Rounding out the panel was Matthew Liebmann, Peabody Professor of American Archaeology and Ethnology and chair of the Department of Anthropology, who spoke about changes made over the last five years, which included creating a coadvising structure, rather than the traditional one-to-one, and creating clearer expectations for students through individual development plans. The department has also implemented an advising cap for faculty.
During the first afternoon session, the three FAS divisional deans gave insights into how long-standing academic structures can help or hinder best practices for teaching as well as intellectual pursuits by faculty.
Robin Kelsey PhD ’00, Shirley Carter Burden Professor of Photography and dean of arts and humanities, painted a historical overview of how academic departmental structures have evolved since Harvard’s founding, and how the FAS could examine new opportunities and pathways. He spoke about how Harvard has, throughout its history, added new departments, programs, and centers to meet emerging scholarly interests, but that “we need dynamism that does not rely solely on growth and endless differentiation.”
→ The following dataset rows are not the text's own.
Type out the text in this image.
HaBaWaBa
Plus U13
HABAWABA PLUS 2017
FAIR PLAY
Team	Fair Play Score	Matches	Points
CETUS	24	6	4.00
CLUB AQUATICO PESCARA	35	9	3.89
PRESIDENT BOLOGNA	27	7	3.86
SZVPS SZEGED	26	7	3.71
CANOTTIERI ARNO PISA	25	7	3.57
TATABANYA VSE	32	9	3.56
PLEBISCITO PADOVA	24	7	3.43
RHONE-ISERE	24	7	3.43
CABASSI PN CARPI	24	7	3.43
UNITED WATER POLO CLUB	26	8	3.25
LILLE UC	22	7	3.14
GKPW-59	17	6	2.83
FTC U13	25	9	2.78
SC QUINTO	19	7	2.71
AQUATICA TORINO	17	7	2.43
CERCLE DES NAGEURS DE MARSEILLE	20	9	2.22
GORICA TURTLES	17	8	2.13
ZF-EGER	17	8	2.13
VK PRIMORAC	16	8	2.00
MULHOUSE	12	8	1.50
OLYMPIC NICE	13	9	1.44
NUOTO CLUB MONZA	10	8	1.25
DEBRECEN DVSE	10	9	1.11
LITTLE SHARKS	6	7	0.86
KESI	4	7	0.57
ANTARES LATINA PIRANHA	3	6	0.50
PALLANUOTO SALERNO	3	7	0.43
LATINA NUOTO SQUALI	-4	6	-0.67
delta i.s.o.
Building on that theme, Samuel C. Moncher Professor of Physics and of Astronomy and dean of science Christopher Stubbs described a proposal being circulated that would create a centralized administrative structure for cross-disciplinary collaboration without the overhead of a traditional center or program. Instead, groups of faculty who wish to collaborate on a project could apply through a nonburdensome and standardized review process for access to this centralized support for a set period of time, with a clear exit strategy at the end of the project.
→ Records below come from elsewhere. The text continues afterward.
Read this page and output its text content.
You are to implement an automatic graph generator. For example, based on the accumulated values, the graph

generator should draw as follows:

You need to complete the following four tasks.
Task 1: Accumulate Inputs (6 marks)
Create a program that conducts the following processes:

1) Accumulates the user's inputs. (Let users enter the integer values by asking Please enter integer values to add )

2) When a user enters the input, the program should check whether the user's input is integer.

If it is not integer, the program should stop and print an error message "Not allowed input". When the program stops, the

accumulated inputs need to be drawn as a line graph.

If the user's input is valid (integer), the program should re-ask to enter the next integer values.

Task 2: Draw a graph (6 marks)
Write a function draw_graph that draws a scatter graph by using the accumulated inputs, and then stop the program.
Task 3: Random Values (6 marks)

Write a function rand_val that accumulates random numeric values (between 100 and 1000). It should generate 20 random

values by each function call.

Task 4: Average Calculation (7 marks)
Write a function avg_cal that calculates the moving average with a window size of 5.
Lawrence Bobo, W. E. B. Du Bois Professor of the Social Sciences and dean of social science, spoke about his own division’s efforts to increase communication between departments, centers, and teaching units in a world in which many scholarly disciplines have moved away from narrow or regional areas of focus. The division is also seeking to increase the visibility of some of its key academic centers, such as the David Rockefeller Center for Latin American Studies. These efforts include developing a thorough list of graduate funding opportunities offered across the various centers.
“Our work doesn’t end today,” said Hoekstra, closing out the day. “Further progress on these efforts is really only possible with your continued engagement and partnership.”